Rayanne haalde haar schouders op. “Wij zijn Nordstrom niet.”

Er viel niets tegen in te brengen. “Kan ik met de manager spreken? Niet dat ik wil zeggen dat jij niet bekwaam bent.”

“Hij zal de spullen ook niet terugnemen.”

“Laat me zelf maar even met hem praten.”

Rayanne verroerde zich niet. “Hij doet het echt niet. Het is al vaker geprobeerd.”

Waardoor Tiffany zich even afvroeg of ze dat bordje stiekem weghaalden tijdens een transactie en weer terugzetten als de arme stakkers terugkwamen om het terug te brengen. Of misschien was het zoiets als de Brigadoon onder de bordjes en verscheen het alleen zo nu en dan en had Tiffany deze keer gewoon pech gehad. “Kun je hem alsjeblieft roepen zodat ik met hem kan praten?”

“Mama.” Er werd aan de achterkant van haar blouse getrokken.

“Sssst!” wierp ze over haar schouder.

Een paar tellen later werd er weer getrokken. “Maar mam.”
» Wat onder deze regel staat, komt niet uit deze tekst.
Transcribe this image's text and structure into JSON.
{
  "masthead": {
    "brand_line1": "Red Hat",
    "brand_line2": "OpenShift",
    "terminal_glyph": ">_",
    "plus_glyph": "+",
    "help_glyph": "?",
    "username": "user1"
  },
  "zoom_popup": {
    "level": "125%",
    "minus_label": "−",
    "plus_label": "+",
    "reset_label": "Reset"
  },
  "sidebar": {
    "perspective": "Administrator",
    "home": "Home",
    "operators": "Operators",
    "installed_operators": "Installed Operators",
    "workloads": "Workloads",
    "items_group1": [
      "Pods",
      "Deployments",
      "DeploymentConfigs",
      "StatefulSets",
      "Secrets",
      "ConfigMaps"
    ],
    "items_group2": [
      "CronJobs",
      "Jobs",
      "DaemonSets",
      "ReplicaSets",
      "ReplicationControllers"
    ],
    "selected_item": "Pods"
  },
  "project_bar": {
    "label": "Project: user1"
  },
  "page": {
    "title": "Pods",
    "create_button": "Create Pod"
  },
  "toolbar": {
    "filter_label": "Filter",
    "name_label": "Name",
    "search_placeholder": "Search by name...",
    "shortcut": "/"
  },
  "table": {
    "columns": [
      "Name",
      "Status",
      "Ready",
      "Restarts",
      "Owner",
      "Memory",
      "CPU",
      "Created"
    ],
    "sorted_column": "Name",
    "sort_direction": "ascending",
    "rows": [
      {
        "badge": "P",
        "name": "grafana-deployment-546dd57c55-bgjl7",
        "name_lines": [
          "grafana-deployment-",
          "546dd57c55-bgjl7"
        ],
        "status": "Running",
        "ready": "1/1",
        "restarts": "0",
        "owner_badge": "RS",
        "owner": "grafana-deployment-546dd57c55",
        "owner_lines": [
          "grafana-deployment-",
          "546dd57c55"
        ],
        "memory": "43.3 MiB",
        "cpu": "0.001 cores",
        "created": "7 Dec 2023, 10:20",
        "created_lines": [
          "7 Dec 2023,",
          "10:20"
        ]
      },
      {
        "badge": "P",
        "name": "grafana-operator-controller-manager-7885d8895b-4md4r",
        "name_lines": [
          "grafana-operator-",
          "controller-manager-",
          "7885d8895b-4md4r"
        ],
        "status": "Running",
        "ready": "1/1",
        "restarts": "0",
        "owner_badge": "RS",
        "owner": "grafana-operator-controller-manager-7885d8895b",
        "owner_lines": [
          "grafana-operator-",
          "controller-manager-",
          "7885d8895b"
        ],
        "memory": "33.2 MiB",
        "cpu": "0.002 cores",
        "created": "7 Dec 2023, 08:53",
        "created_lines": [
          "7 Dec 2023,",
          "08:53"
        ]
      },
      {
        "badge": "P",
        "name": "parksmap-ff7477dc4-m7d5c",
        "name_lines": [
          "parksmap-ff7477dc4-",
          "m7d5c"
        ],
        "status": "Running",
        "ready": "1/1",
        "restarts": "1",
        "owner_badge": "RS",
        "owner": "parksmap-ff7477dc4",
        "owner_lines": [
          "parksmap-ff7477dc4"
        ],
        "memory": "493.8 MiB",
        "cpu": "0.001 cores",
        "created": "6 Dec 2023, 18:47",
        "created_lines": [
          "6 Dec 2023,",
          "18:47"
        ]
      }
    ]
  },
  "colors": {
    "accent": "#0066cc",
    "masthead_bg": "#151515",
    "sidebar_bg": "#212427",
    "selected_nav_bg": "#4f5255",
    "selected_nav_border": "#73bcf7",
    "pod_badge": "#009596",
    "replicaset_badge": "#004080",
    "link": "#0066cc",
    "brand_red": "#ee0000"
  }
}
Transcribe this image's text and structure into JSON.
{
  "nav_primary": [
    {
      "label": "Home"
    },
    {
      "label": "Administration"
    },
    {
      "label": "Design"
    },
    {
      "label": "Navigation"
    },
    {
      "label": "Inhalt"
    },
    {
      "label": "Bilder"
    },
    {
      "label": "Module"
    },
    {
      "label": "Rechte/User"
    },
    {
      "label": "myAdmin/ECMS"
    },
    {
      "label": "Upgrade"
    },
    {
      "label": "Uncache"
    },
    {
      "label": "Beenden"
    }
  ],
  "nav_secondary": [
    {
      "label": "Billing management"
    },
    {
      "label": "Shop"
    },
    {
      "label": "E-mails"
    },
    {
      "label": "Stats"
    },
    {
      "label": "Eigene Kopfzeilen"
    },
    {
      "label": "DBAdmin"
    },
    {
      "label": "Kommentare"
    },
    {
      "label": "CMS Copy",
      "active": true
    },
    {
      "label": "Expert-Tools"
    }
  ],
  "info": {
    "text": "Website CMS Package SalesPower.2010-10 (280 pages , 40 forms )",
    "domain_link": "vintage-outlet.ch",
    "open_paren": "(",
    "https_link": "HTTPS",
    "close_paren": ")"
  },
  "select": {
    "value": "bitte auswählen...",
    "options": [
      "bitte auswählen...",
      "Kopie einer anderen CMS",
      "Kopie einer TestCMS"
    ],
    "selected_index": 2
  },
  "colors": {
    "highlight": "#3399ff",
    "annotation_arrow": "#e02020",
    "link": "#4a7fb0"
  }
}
“Kate, echt, je móét even wachten, oké?” fluisterde Tiffany, in de hoop niet te veel aandacht op zich te vestigen. “Ik moet nog even met iemand praten, dan gaan we terug naar onze hotelkamer.”

“Maar mam…”

“Stü!”

“Jacob heeft in zijn broek geplast!”

Tiffany bleef recht voor zich uit kijken. Misschien had ze het verkeerd verstaan. Misschien had ze het verkeerd begrepen. Het kon toch niet waar zijn dat een jongen van negen net in zijn broek had geplast midden in een chique winkel?

Huiverig keek ze achterom alsof ze naar een autowrak keek. En dat was het ook. De voorkant van Jacobs broek was kletsnat en er lag een plasje op de witte marmeren winkelvloer.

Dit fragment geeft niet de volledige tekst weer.